Description A cross-site scripting (XSS) issue exists in the login.jsp file of the affected software, allowing remote attackers to inject arbitrary web script or HTML via the query string. This could potentially lead to unauthorized actions on the affected system.

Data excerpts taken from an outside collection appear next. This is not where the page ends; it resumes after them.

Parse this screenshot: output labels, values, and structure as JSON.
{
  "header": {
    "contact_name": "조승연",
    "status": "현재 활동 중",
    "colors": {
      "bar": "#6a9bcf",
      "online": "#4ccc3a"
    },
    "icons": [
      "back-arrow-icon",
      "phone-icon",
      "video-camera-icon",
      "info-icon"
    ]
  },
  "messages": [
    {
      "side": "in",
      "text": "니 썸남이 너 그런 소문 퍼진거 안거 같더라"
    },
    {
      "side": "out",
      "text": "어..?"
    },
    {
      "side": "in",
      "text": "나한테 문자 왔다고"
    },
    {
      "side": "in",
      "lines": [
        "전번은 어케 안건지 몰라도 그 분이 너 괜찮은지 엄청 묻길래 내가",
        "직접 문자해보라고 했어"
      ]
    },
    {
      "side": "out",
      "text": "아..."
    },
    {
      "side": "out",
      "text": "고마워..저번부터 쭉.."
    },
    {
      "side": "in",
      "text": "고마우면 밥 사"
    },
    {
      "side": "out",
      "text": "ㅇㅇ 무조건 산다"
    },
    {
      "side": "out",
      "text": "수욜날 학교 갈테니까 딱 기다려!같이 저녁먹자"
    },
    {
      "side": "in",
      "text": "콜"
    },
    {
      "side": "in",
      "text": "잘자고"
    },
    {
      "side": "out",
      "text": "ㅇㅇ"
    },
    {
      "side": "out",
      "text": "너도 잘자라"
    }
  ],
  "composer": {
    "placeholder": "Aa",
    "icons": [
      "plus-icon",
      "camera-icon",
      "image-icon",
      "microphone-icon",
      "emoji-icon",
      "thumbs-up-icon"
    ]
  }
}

Recommendations For IBM WebSphere Portal versions 5.1.0.0 through 5.1.0.5, update to a version outside of this range. For IBM WebSphere Portal versions 6.0.0.0 through 6.0.0.4, update to a version outside of this range. For IBM WebSphere Portal versions 6.0.1.0 through 6.0.1.7, update to a version outside of this range. For IBM WebSphere Portal versions 6.1.0.0 through 6.1.0.3, update to a version outside of this range. For IBM WebSphere Portal version 6.1.5.0, update to a version outside of this range. For IBM Lotus Web Content Management (WCM) versions 5.1.0.0 through 5.1.0.5, update to a version outside of this range. For IBM Lotus Web Content Management (WCM) versions 6.0.0.0 through 6.0.0.4, update to a version outside of this range. For IBM Lotus Web Content Management (WCM) versions 6.0.1.0 through 6.0.1.7, update to a version outside of this range. For IBM Lotus Web Content Management (WCM) versions 6.1.0.0 through 6.1.0.3, update to a version outside of this range. For IBM Lotus Web Content Management (WCM) version 6.1.5.0, update to a version outside of this range. For IBM Lotus Workplace Web Content Management versions 5.1.0.0 through 5.1.0.5, update to a version outside of this range. For IBM Lotus Workplace Web Content Management versions 6.0.0.0 through 6.0.0.4, update to a version outside of this range. For IBM Lotus Workplace Web Content Management versions 6.0.1.0 through 6.0.1.7, update to a version outside of this range. For IBM Lotus Workplace Web Content Management versions 6.1.0.0 through 6.1.0.3, update to a version outside of this range. For IBM Lotus Workplace Web Content Management version 6.1.5.0, update to a version outside of this range. For IBM Lotus Quickr services version 8.0, update to a version outside of this range. For IBM Lotus Quickr services version 8.0.0.2, update to a version outside of this range. For IBM Lotus Quickr services version 8.1, update to a version outside of this range. For IBM Lotus Quickr services version 8.1.1, update to a version outside of this range. For IBM Lotus Quickr services version 8.1.1.1, update to a version outside of this range. As a temporary workaround, consider restricting access to the login.jsp file until a patch is available.